Compared to HCs, ME/CFS patients exhibited widespread white matter abnormalities, including significantly lower NII-HR and NII-RF


The Yu/Shan study quotes a 2020 study of people with obesity.
The NII model has been successfully applied to detect neuroinflammation in multiple sclerosis (Wang et al. 2011, 2015), Alzheimer's disease (Wang et al. 2019, 2024), and obesity (Samara et al. 2020).
That 2020 obesity study says in its abstract:
In both cohorts, the obese group had significantly greater DBSI-derived restricted fraction (DBSI-RF; an indicator of neuroinflammation-related cellularity)
That study claims that it is the high RF that suggests neuroinflammation in obesity.

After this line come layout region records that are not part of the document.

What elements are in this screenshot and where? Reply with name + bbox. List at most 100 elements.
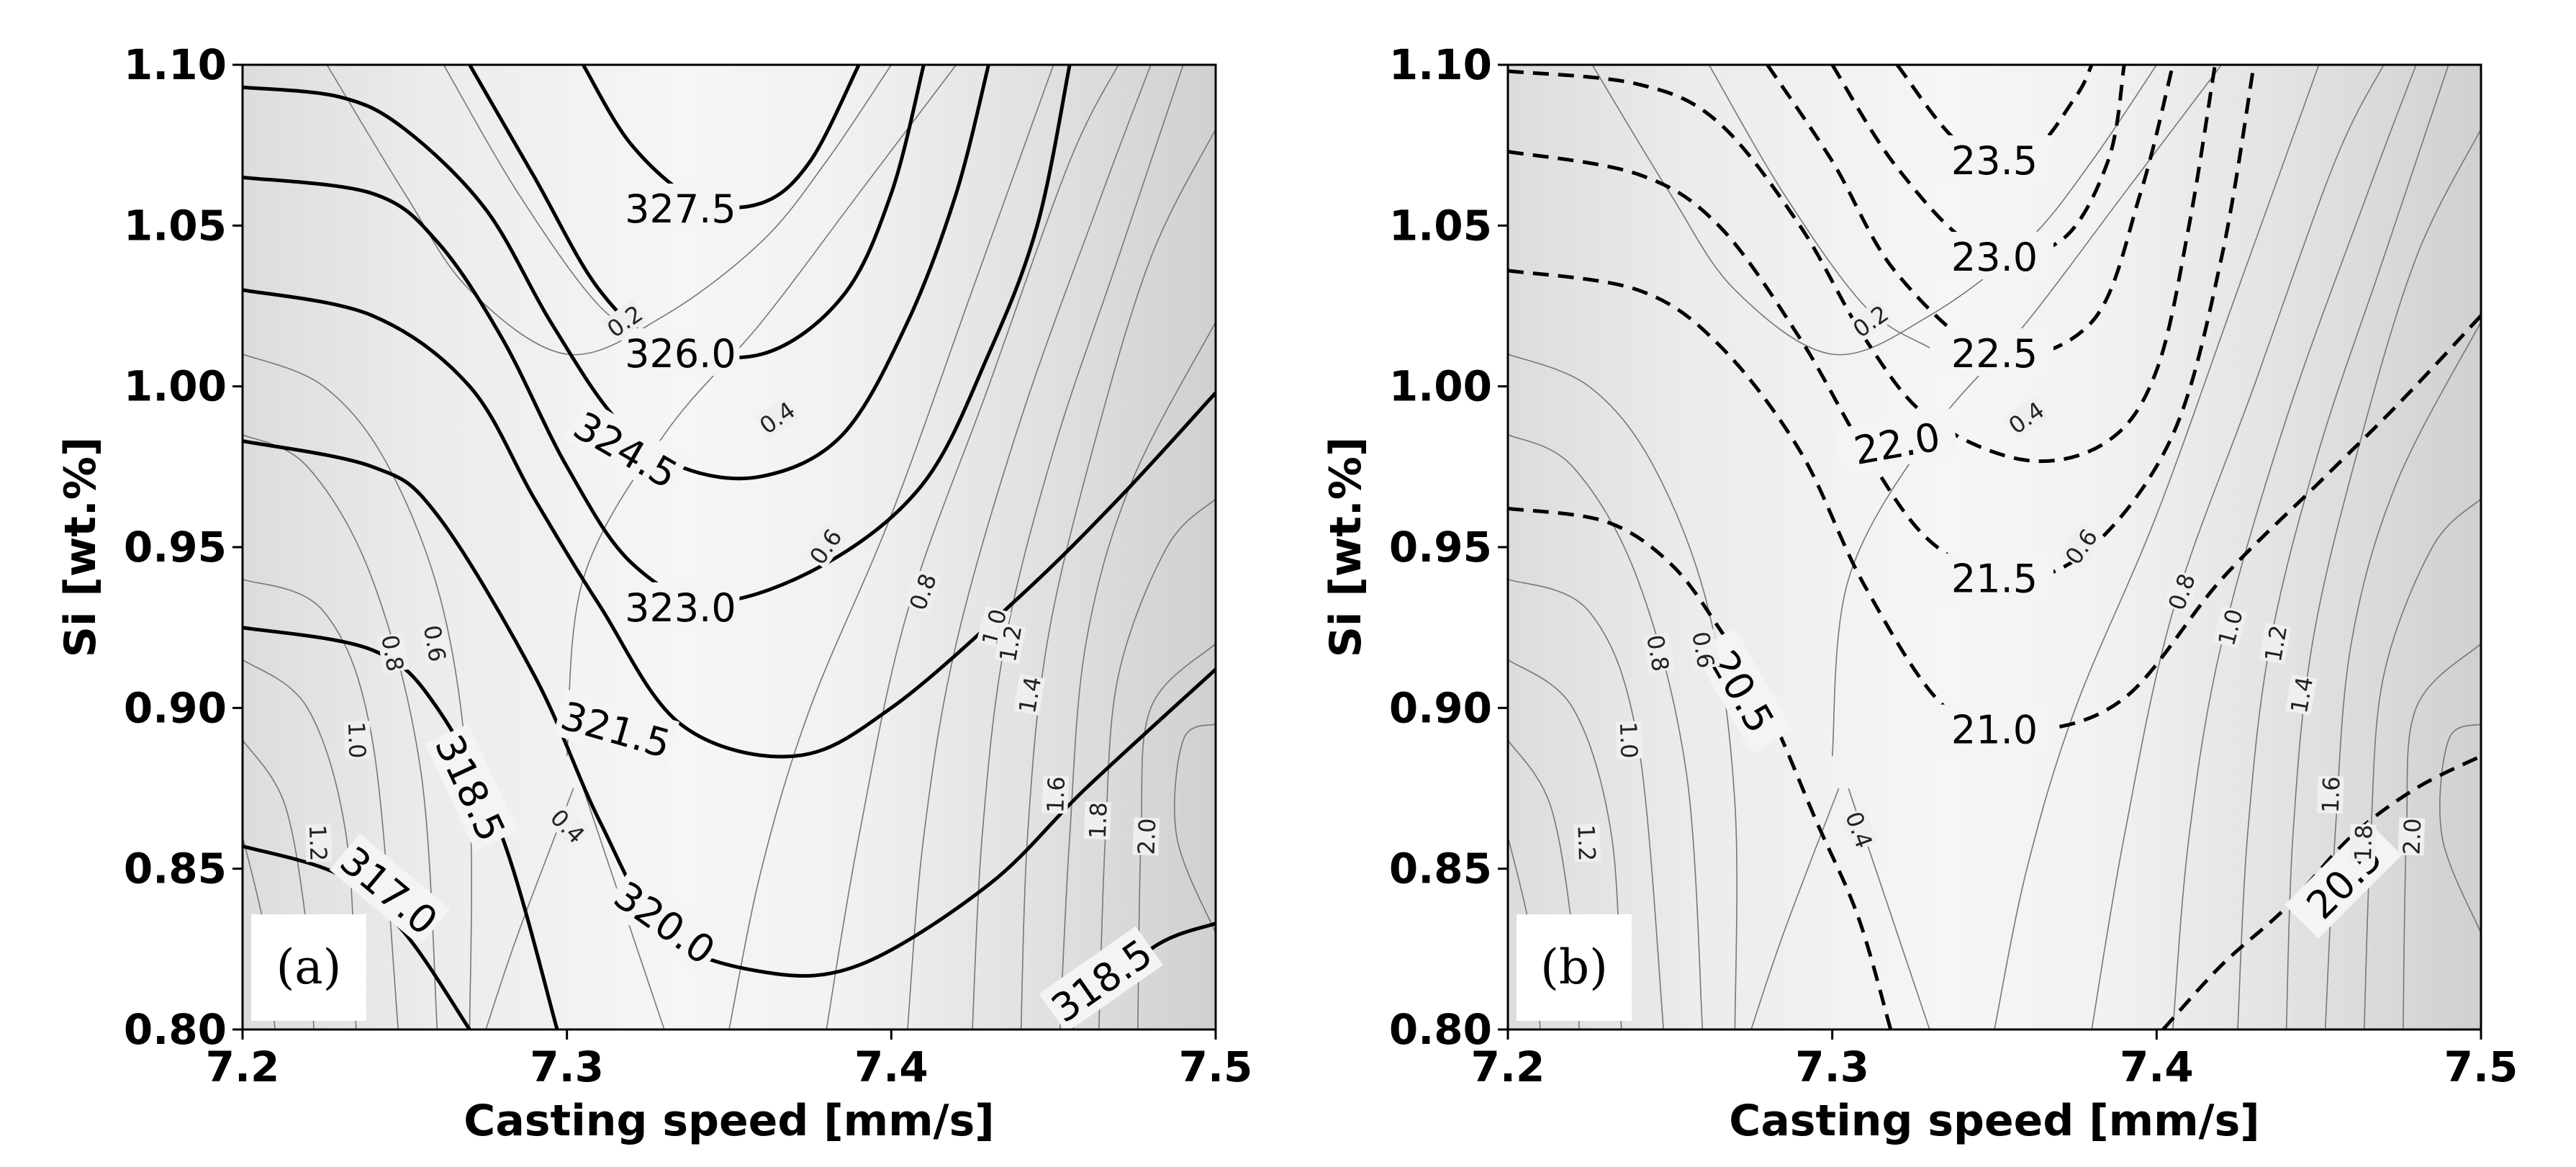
minor-contour-label: 2.0 — [1133, 818, 1162, 855]
y-tick-label: 0.95 — [124, 523, 227, 572]
y-tick-label: 0.90 — [1389, 683, 1492, 732]
label-backdrop — [803, 523, 847, 569]
label-backdrop — [1935, 704, 2053, 752]
minor-contour-label-group: 1.0 — [1614, 721, 1643, 760]
y-tick-label: 1.05 — [1389, 201, 1492, 250]
minor-contour-label: 0.6 — [1686, 629, 1719, 670]
minor-contour-line — [2285, 128, 2481, 1029]
x-tick-label: 7.5 — [1179, 1042, 1253, 1091]
label-backdrop — [377, 632, 410, 674]
minor-contour-line — [972, 65, 1184, 1029]
minor-contour-label: 1.8 — [1084, 802, 1113, 839]
x-tick-label: 7.4 — [854, 1042, 928, 1091]
label-backdrop — [2003, 396, 2049, 439]
panel-tag: (a) — [276, 940, 342, 995]
y-tick-label: 0.80 — [124, 1005, 227, 1054]
main-contour-label-group: 21.0 — [1935, 704, 2053, 753]
minor-contour-label: 0.8 — [376, 633, 409, 674]
label-backdrop — [1935, 553, 2053, 601]
minor-contour-label-group: 1.4 — [1013, 674, 1047, 716]
minor-contour-label-group: 1.0 — [343, 721, 371, 760]
main-contour-label: 21.5 — [1951, 557, 2038, 602]
label-backdrop — [603, 868, 728, 975]
label-backdrop — [1132, 817, 1160, 856]
label-backdrop — [563, 398, 690, 499]
minor-contour-line — [2091, 65, 2385, 1029]
y-tick-label: 0.90 — [124, 683, 227, 732]
label-backdrop — [2316, 775, 2344, 814]
minor-contour-line — [326, 65, 892, 356]
label-backdrop — [1847, 299, 1894, 343]
x-axis-label: Casting speed [mm/s] — [1729, 1096, 2259, 1146]
main-contour-line — [2161, 754, 2481, 1029]
label-backdrop — [621, 328, 740, 376]
minor-contour-line — [1994, 65, 2320, 1029]
label-backdrop — [2059, 523, 2102, 569]
label-backdrop — [2398, 817, 2426, 856]
label-backdrop — [546, 803, 591, 849]
minor-contour-line — [1848, 788, 1930, 1029]
y-axis-label: Si [wt.%] — [1321, 437, 1371, 658]
minor-contour-line — [1098, 498, 1216, 1029]
minor-contour-label-group: 0.8 — [376, 632, 410, 674]
label-backdrop — [754, 396, 800, 439]
label-backdrop — [419, 622, 452, 664]
x-tick-label: 7.2 — [206, 1042, 280, 1091]
minor-contour-line — [566, 65, 957, 757]
minor-contour-label-group: 1.6 — [1041, 775, 1070, 814]
minor-contour-line — [728, 65, 1054, 1029]
minor-contour-label: 1.0 — [1614, 721, 1643, 759]
main-contour-label-group: 23.0 — [1935, 232, 2053, 280]
minor-contour-label-group: 1.2 — [1572, 824, 1601, 862]
y-tick-label: 0.85 — [124, 844, 227, 893]
label-backdrop — [1083, 801, 1111, 840]
minor-contour-line — [1508, 353, 1737, 1029]
panel-tag-box — [1517, 914, 1632, 1021]
label-backdrop — [2212, 605, 2248, 649]
minor-contour-line — [1174, 723, 1216, 934]
panel-tag-box — [251, 914, 366, 1021]
minor-contour-line — [2364, 498, 2481, 1029]
label-backdrop — [1039, 926, 1163, 1029]
main-contour-label-group: 22.0 — [1834, 408, 1959, 476]
main-contour-label-group: 23.5 — [1935, 135, 2053, 184]
y-tick-label: 1.10 — [124, 40, 227, 89]
y-tick-label: 0.95 — [1389, 523, 1492, 572]
minor-contour-label-group: 2.0 — [1132, 817, 1162, 856]
label-backdrop — [425, 724, 518, 851]
main-contour-line — [1766, 65, 2175, 359]
minor-contour-label-group: 0.6 — [1686, 628, 1720, 671]
main-contour-label: 23.0 — [1951, 235, 2038, 280]
label-backdrop — [2259, 622, 2292, 664]
minor-contour-label: 1.2 — [1572, 824, 1601, 862]
minor-contour-label-group: 0.6 — [418, 622, 452, 664]
label-backdrop — [1834, 408, 1959, 476]
x-axis-label: Casting speed [mm/s] — [464, 1096, 994, 1146]
label-backdrop — [343, 721, 371, 760]
panel-tag: (b) — [1540, 940, 1608, 995]
minor-contour-label: 1.0 — [343, 721, 371, 759]
main-contour-label: 23.5 — [1951, 138, 2038, 184]
minor-contour-line — [2403, 643, 2481, 1029]
label-backdrop — [2349, 824, 2377, 862]
minor-contour-line — [1508, 578, 1665, 1029]
y-tick-label: 1.00 — [124, 362, 227, 411]
minor-contour-line — [1591, 65, 2157, 356]
label-backdrop — [1013, 674, 1046, 716]
main-contour-label: 21.0 — [1951, 708, 2038, 753]
x-tick-label: 7.3 — [1795, 1042, 1869, 1091]
label-backdrop — [1935, 135, 2053, 183]
label-backdrop — [1573, 824, 1601, 862]
minor-contour-label-group: 2.0 — [2398, 817, 2427, 856]
minor-contour-label: 2.0 — [2398, 818, 2427, 855]
minor-contour-label-group: 1.2 — [2259, 622, 2292, 664]
minor-contour-line — [1059, 321, 1216, 1029]
main-contour-line — [243, 288, 1216, 759]
main-contour-label-group: 21.5 — [1935, 553, 2053, 602]
main-contour-label-group: 323.0 — [621, 582, 740, 631]
x-tick-label: 7.5 — [2444, 1042, 2518, 1091]
label-backdrop — [621, 184, 740, 231]
minor-contour-line — [1750, 788, 1840, 1029]
minor-contour-line — [243, 353, 472, 1029]
label-backdrop — [621, 582, 740, 630]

Everything I can find suggests that it is a high Restricted Fraction that indicates increased cellularity, and that's an indicator of inflammation.
e.g. this:
Preliminary studies suggest that DBSI-derived metrics can putatively capture neuroinflammation in diseases like [Alzheimers AD] [33]. Ex vivo DBSI on human AD brain tissue, combined with immunohistochemical staining of microglia (Iba-1) and computational modeling, has shown increased RF in white matter compared to controls, aligning with microglial activation and cellular debris in AD [34]. These early findings, along with rodent models of AD [35], indicate a potential for DBSI-RF to quantify neuroinflammatory components in neurodegenerative disorders.